Siguiendo estas indicaciones, Tomás fue bordeando los altos muros hasta que se encontró con una larga fila de hombres que aguardaban para acceder al interior del palacio. Enseguida, acudieron a él unos despabilados que vivían a costa de negociar con los pases aventajados, para ofrecerle un turno favorable y ahorrarle la espera por unos cuantos ducados.

—No tengo cuartos —les dijo el muchacho.

—Pues entonces tendrá vuaced que ponerse allí, al final de la cola —le contestó desdeñoso uno de los aprovechados.

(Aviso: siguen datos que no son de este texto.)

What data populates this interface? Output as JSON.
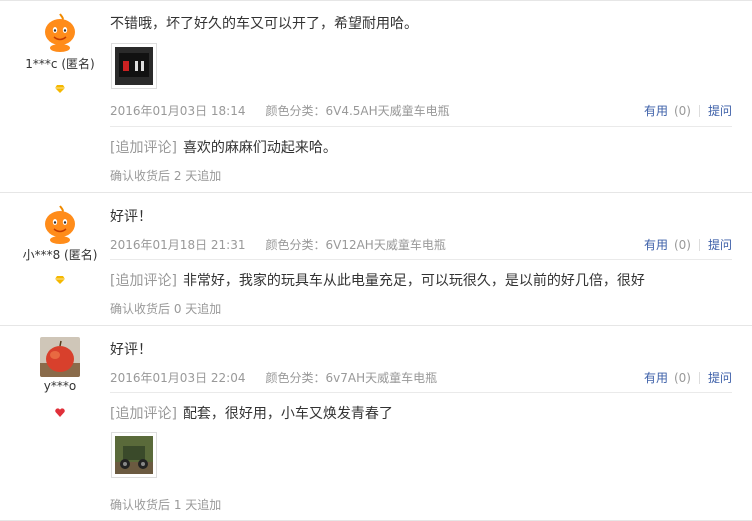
{
  "reviews": [
    {
      "user": "1***c (匿名)",
      "text": "不错哦，坏了好久的车又可以开了，希望耐用哈。",
      "date": "2016年01月03日 18:14",
      "sku": "颜色分类：6V4.5AH天威童车电瓶",
      "useful_label": "有用",
      "useful_count": "(0)",
      "ask_label": "提问",
      "append_tag": "[追加评论]",
      "append_text": "喜欢的麻麻们动起来哈。",
      "append_time": "确认收货后 2 天追加"
    },
    {
      "user": "小***8 (匿名)",
      "text": "好评！",
      "date": "2016年01月18日 21:31",
      "sku": "颜色分类：6V12AH天威童车电瓶",
      "useful_label": "有用",
      "useful_count": "(0)",
      "ask_label": "提问",
      "append_tag": "[追加评论]",
      "append_text": "非常好，我家的玩具车从此电量充足，可以玩很久，是以前的好几倍，很好",
      "append_time": "确认收货后 0 天追加"
    },
    {
      "user": "y***o",
      "text": "好评！",
      "date": "2016年01月03日 22:04",
      "sku": "颜色分类：6v7AH天威童车电瓶",
      "useful_label": "有用",
      "useful_count": "(0)",
      "ask_label": "提问",
      "append_tag": "[追加评论]",
      "append_text": "配套，很好用，小车又焕发青春了",
      "append_time": "确认收货后 1 天追加"
    }
  ],
  "colors": {
    "link": "#3c5fa8",
    "muted": "#999999",
    "text": "#333333",
    "level_gold": "#f5b800",
    "level_red": "#e0303a"
  }
}
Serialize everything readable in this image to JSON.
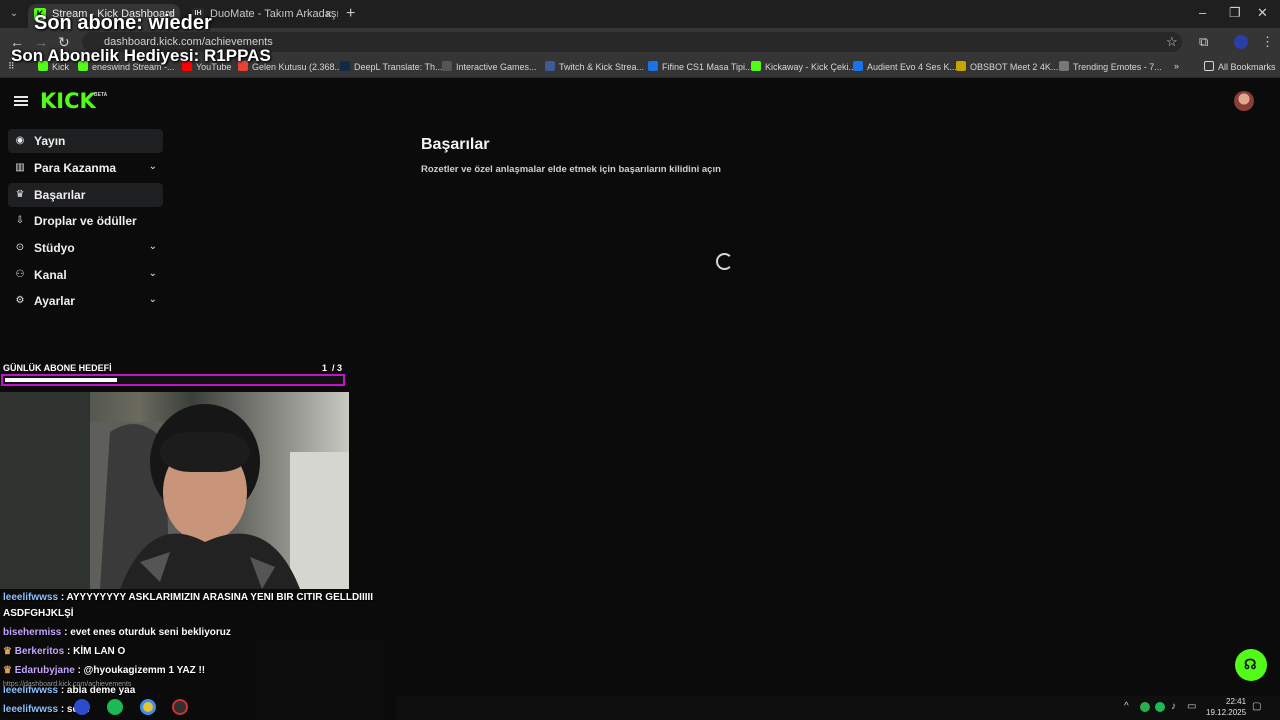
{
  "browser": {
    "tabs": [
      {
        "title": "Stream - Kick Dashboard",
        "active": true
      },
      {
        "title": "DuoMate - Takım Arkadaşı Bul",
        "active": false
      }
    ],
    "url": "dashboard.kick.com/achievements",
    "bookmarks": [
      "Kick",
      "eneswind Stream -...",
      "YouTube",
      "Gelen Kutusu (2.368...",
      "DeepL Translate: Th...",
      "Interactive Games...",
      "Twitch & Kick Strea...",
      "Fifine CS1 Masa Tipi...",
      "Kickaway - Kick Çeki...",
      "Audient Evo 4 Ses K...",
      "OBSBOT Meet 2 4K...",
      "Trending Emotes - 7..."
    ],
    "all_bookmarks": "All Bookmarks"
  },
  "overlay": {
    "last_sub": "Son abone: wieder",
    "last_gift": "Son Abonelik Hediyesi: R1PPAS"
  },
  "sidebar": {
    "items": [
      {
        "label": "Yayın",
        "icon": "broadcast-icon",
        "expandable": false
      },
      {
        "label": "Para Kazanma",
        "icon": "monetization-icon",
        "expandable": true
      },
      {
        "label": "Başarılar",
        "icon": "trophy-icon",
        "expandable": false
      },
      {
        "label": "Droplar ve ödüller",
        "icon": "drops-icon",
        "expandable": false
      },
      {
        "label": "Stüdyo",
        "icon": "studio-icon",
        "expandable": true
      },
      {
        "label": "Kanal",
        "icon": "channel-icon",
        "expandable": true
      },
      {
        "label": "Ayarlar",
        "icon": "gear-icon",
        "expandable": true
      }
    ]
  },
  "main": {
    "title": "Başarılar",
    "subtitle": "Rozetler ve özel anlaşmalar elde etmek için başarıların kilidini açın"
  },
  "goal": {
    "label": "GÜNLÜK ABONE HEDEFİ",
    "current": "1",
    "total": "/ 3",
    "progress": 0.333
  },
  "chat": [
    {
      "user": "leeelifwwss",
      "text": ": AYYYYYYYY ASKLARIMIZIN ARASINA YENI BIR CITIR GELLDIIIII"
    },
    {
      "user": "",
      "text": "ASDFGHJKLŞİ"
    },
    {
      "user": "bisehermiss",
      "text": ": evet enes oturduk seni bekliyoruz"
    },
    {
      "user": "Berkeritos",
      "text": ": KİM LAN O"
    },
    {
      "user": "Edarubyjane",
      "text": ": @hyoukagizemm 1 YAZ !!"
    },
    {
      "user": "leeelifwwss",
      "text": ": abla deme yaa"
    },
    {
      "user": "leeelifwwss",
      "text": ": sen.."
    }
  ],
  "status_url": "https://dashboard.kick.com/achievements",
  "taskbar": {
    "time": "22:41",
    "date": "19.12.2025"
  },
  "colors": {
    "kick_green": "#53fc18",
    "goal_border": "#c015c9",
    "background": "#0b0b0c"
  }
}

Así lo hizo y, puesto que no tenía otra posibilidad, se dispuso a esperar las horas que fueran necesarias para hacer su gestión. Primeramente estuvo de pie, junto al muro, detrás del último de aquellos hombres. La mañana avanzaba y la cola no. Pasaba una hora tras otra y seguía en el mismo lugar. Indignado veía cómo importantes señores, militares y clérigos entraban directamente y cómo otras gentes no tan principales pagaban lo que los negociantes del turno les pedían y se saltaban la espera. Los que como él estaban en la cola protestaban, blasfemaban, escupían, se alteraban… Pero todo era inútil.

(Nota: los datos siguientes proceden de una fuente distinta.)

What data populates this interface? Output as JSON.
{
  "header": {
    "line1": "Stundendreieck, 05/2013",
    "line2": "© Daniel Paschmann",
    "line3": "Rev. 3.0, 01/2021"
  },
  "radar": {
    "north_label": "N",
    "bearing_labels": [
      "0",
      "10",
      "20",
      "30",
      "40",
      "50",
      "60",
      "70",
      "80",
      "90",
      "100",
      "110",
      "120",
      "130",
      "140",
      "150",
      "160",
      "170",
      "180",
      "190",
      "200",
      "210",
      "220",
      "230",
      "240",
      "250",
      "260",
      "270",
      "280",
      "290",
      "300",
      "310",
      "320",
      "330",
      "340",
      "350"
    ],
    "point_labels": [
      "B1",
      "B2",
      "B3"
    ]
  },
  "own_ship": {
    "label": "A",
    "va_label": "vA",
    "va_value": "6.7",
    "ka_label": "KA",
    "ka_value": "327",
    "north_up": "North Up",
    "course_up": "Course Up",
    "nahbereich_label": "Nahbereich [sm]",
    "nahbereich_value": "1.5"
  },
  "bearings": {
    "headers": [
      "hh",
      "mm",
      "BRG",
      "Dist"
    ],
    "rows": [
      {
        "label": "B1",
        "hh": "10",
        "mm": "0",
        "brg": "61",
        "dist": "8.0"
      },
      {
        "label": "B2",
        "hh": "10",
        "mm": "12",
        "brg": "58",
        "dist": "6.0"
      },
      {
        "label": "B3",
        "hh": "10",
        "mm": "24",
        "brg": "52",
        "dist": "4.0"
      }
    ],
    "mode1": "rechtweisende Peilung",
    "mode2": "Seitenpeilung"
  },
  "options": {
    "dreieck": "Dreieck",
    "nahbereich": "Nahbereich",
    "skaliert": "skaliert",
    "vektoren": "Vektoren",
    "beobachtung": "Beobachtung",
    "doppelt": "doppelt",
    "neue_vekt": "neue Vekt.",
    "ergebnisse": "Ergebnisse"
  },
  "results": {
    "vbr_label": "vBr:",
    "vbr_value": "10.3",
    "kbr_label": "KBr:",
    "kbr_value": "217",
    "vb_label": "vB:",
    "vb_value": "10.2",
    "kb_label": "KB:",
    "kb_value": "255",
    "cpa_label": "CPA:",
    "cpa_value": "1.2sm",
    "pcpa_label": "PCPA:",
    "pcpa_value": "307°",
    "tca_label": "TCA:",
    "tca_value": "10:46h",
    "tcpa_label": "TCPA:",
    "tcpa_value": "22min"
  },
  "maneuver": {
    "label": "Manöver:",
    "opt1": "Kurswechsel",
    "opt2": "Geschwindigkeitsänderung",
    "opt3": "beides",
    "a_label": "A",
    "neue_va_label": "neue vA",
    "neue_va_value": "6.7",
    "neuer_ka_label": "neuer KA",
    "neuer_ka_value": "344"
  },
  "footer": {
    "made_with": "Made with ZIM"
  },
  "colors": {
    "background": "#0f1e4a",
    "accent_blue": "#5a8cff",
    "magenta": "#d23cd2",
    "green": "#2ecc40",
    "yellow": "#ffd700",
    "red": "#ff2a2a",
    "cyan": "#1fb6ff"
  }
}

Pasó la mañana y llegó la tarde. Tomás tenía hambre. Por allí aparecían una y otra vez mozuelos con golosinas, churros, panes y chorizos; aguadores, vendedores de vino y pregoneros anunciando tabernas, mesones y posadas. Al muchacho se le hacía la boca agua. Se desesperaba. El sol comenzó a declinar y la gente seguía entrando y saliendo, pero a él no le llegaba el turno. Entonces empezó a darse cuenta de que sin dinero le sería imposible llegar al despacho de don Melchor para entregarle la carta. Preguntó a unos y otros; nadie sabía nada. Sólo los negociantes del pase podrían solucionarle el problema, pero por cinco ducados, claro estaba.

Al caer la tarde, las oficinas se cerraron y la fila se dispersó. Apesadumbrado, desorientado, Tomás enfiló sus pasos por la pendiente, como uno más de aquella gente, dándole vueltas en su cabeza a la angustiosa situación de no saber qué hacer en esa ciudad tan poblada y desconocida.